The question between the limits and political possibilities of the realist form raised in these essays gets taken up in through a more explicit engagement with Capitalist Realismin a roundtable edited by Matthew Flisfeder. Essays by Jodi Dean, Leigh Claire Le Berge, Benjamin Noys, Kai Heron, and Dan Hassler-Forest grapple with Fisher’s characterization of the “feelings of crisis and despair,” that define the capitalist realist aesthetic and the utopia that might exist “beyond the limits of the present.” Crucially, these essays extend beyond the literary to engage Fisher’s writing on other media as well, articulating the wide-ranging scope of his criticism and suggesting the ways Fisher was attuned to the “the radical utopian elements of some of our most ideological texts… capitalist popular culture.”
Finally, the issue continues its explorations of form with two reviews. The first, by Robert Cashin Ryan reviews Josh Robinson’s Adorno’s Poetics of Form.Robinson deftly meets Adorno on his own terms in this case book, writes Ryan, lucidly drawing together various threads of Adorno’s thought that culminates in a sustained engagement with the dialectical tension between literary and commodity forms. Jessica Hurley reviews Myka Tucker-Abramson’s Novel Shocks.Hurley begins her review by pointing out that whatever else scholars disagree about when it comes to neoliberalism, the timeframe is relatively settled — neoliberalism took its economic form in the early 1970s. One of the great interventions in Tucker-Abramson’s Novel Shocks, Hurley suggests, is that it “radically resituates the emergence of the proto-neoliberal subject much earlier in the twentieth century. Through incisive readings of the ways mid-century novels register urban renewal, Tucker-Abramson is able to show how “the contradictions of Keynesian economics…produce a proto-neoliberal economic reality” as early as the 1940s.
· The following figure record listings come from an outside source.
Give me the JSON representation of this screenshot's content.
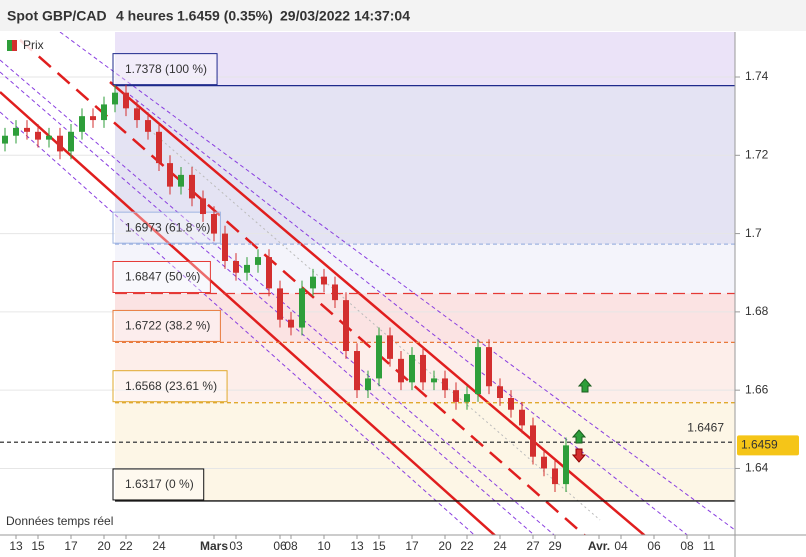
{
  "chart_data": {
    "type": "candlestick",
    "title": "Spot GBP/CAD",
    "timeframe": "4 heures",
    "quote": "1.6459 (0.35%)",
    "timestamp": "29/03/2022 14:37:04",
    "quote_color": "#2e9e3a",
    "footnote": "Données temps réel",
    "categories": [
      null,
      "13",
      null,
      "15",
      null,
      null,
      "17",
      null,
      null,
      "20",
      null,
      "22",
      null,
      null,
      "24",
      null,
      null,
      null,
      null,
      "Mars",
      null,
      "03",
      null,
      null,
      null,
      "06",
      "08",
      null,
      null,
      "10",
      null,
      null,
      "13",
      null,
      "15",
      null,
      null,
      "17",
      null,
      null,
      "20",
      null,
      "22",
      null,
      null,
      "24",
      null,
      null,
      "27",
      null,
      "29",
      null,
      null,
      null,
      "Avr.",
      null,
      "04",
      null,
      null,
      "06",
      null,
      null,
      "08",
      null,
      "11",
      null,
      null
    ],
    "series": [
      {
        "name": "Prix",
        "up_color": "#2e9e3a",
        "down_color": "#d32f2f",
        "open": [
          1.723,
          1.725,
          1.727,
          1.726,
          1.724,
          1.725,
          1.721,
          1.726,
          1.73,
          1.729,
          1.733,
          1.736,
          1.732,
          1.729,
          1.726,
          1.718,
          1.712,
          1.715,
          1.709,
          1.705,
          1.7,
          1.693,
          1.69,
          1.692,
          1.694,
          1.686,
          1.678,
          1.676,
          1.686,
          1.689,
          1.687,
          1.683,
          1.67,
          1.66,
          1.663,
          1.674,
          1.668,
          1.662,
          1.669,
          1.662,
          1.663,
          1.66,
          1.657,
          1.659,
          1.671,
          1.661,
          1.658,
          1.655,
          1.651,
          1.643,
          1.64,
          1.636,
          null,
          null,
          null,
          null,
          null,
          null,
          null,
          null,
          null,
          null,
          null,
          null,
          null,
          null,
          null
        ],
        "high": [
          1.727,
          1.729,
          1.729,
          1.728,
          1.727,
          1.727,
          1.728,
          1.732,
          1.732,
          1.735,
          1.738,
          1.738,
          1.734,
          1.731,
          1.728,
          1.72,
          1.717,
          1.717,
          1.711,
          1.707,
          1.702,
          1.695,
          1.694,
          1.696,
          1.696,
          1.688,
          1.68,
          1.688,
          1.691,
          1.691,
          1.689,
          1.685,
          1.672,
          1.665,
          1.676,
          1.676,
          1.67,
          1.671,
          1.671,
          1.665,
          1.665,
          1.662,
          1.661,
          1.673,
          1.673,
          1.663,
          1.66,
          1.657,
          1.653,
          1.645,
          1.642,
          1.6479,
          null,
          null,
          null,
          null,
          null,
          null,
          null,
          null,
          null,
          null,
          null,
          null,
          null,
          null,
          null
        ],
        "low": [
          1.721,
          1.723,
          1.724,
          1.722,
          1.722,
          1.719,
          1.719,
          1.724,
          1.727,
          1.727,
          1.731,
          1.73,
          1.727,
          1.724,
          1.716,
          1.71,
          1.71,
          1.707,
          1.703,
          1.698,
          1.691,
          1.688,
          1.688,
          1.69,
          1.684,
          1.676,
          1.674,
          1.674,
          1.684,
          1.685,
          1.681,
          1.668,
          1.658,
          1.658,
          1.661,
          1.666,
          1.66,
          1.66,
          1.66,
          1.66,
          1.658,
          1.655,
          1.655,
          1.657,
          1.659,
          1.656,
          1.653,
          1.649,
          1.641,
          1.638,
          1.634,
          1.634,
          null,
          null,
          null,
          null,
          null,
          null,
          null,
          null,
          null,
          null,
          null,
          null,
          null,
          null,
          null
        ],
        "close": [
          1.725,
          1.727,
          1.726,
          1.724,
          1.725,
          1.721,
          1.726,
          1.73,
          1.729,
          1.733,
          1.736,
          1.732,
          1.729,
          1.726,
          1.718,
          1.712,
          1.715,
          1.709,
          1.705,
          1.7,
          1.693,
          1.69,
          1.692,
          1.694,
          1.686,
          1.678,
          1.676,
          1.686,
          1.689,
          1.687,
          1.683,
          1.67,
          1.66,
          1.663,
          1.674,
          1.668,
          1.662,
          1.669,
          1.662,
          1.663,
          1.66,
          1.657,
          1.659,
          1.671,
          1.661,
          1.658,
          1.655,
          1.651,
          1.643,
          1.64,
          1.636,
          1.6459,
          null,
          null,
          null,
          null,
          null,
          null,
          null,
          null,
          null,
          null,
          null,
          null,
          null,
          null,
          null
        ]
      }
    ],
    "ylim": [
      1.623,
      1.7515
    ],
    "yticks": [
      1.64,
      1.66,
      1.68,
      1.7,
      1.72,
      1.74
    ],
    "grid": true,
    "top_band": "#ebe3f8",
    "fib_levels": [
      {
        "label": "1.7378 (100 %)",
        "value": 1.7378,
        "color": "#1f2a8c",
        "style": "solid",
        "band": "#e4e3f3"
      },
      {
        "label": "1.6973 (61.8 %)",
        "value": 1.6973,
        "color": "#9fb4e2",
        "style": "dashed",
        "band": "#f4f4fb"
      },
      {
        "label": "1.6847 (50 %)",
        "value": 1.6847,
        "color": "#e53935",
        "style": "dashed",
        "band": "#fbe3e3"
      },
      {
        "label": "1.6722 (38.2 %)",
        "value": 1.6722,
        "color": "#e8793a",
        "style": "dashed",
        "band": "#fdeeea"
      },
      {
        "label": "1.6568 (23.61 %)",
        "value": 1.6568,
        "color": "#e0a92e",
        "style": "dashed",
        "band": "#fdf6e6"
      },
      {
        "label": "1.6317 (0 %)",
        "value": 1.6317,
        "color": "#111111",
        "style": "solid",
        "band": null
      }
    ],
    "ref_line": {
      "value": 1.6467
    },
    "last_price": 1.6459,
    "last_price_color": "#f5c518"
  }
}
Taken to together these articles, roundtable, and reviews constitute a significant engagement with the history and future of realism, probing the most common assumptions made about literary realism. In raising these questions, the issue not only raises fundamental questions about what literary realism is, but about the way we read now — about the importance of attending to form as something other than merely mimetic.
- Davis Smith-Brecheisen, for the Mediations Editors
- Mark Fisher, Capitalist Realism (UK: Zero Books, 2009)
- Anna Kornbluh, “Realist Blueprint.” The Henry James Review, 36.3 (Fall 2015) 200.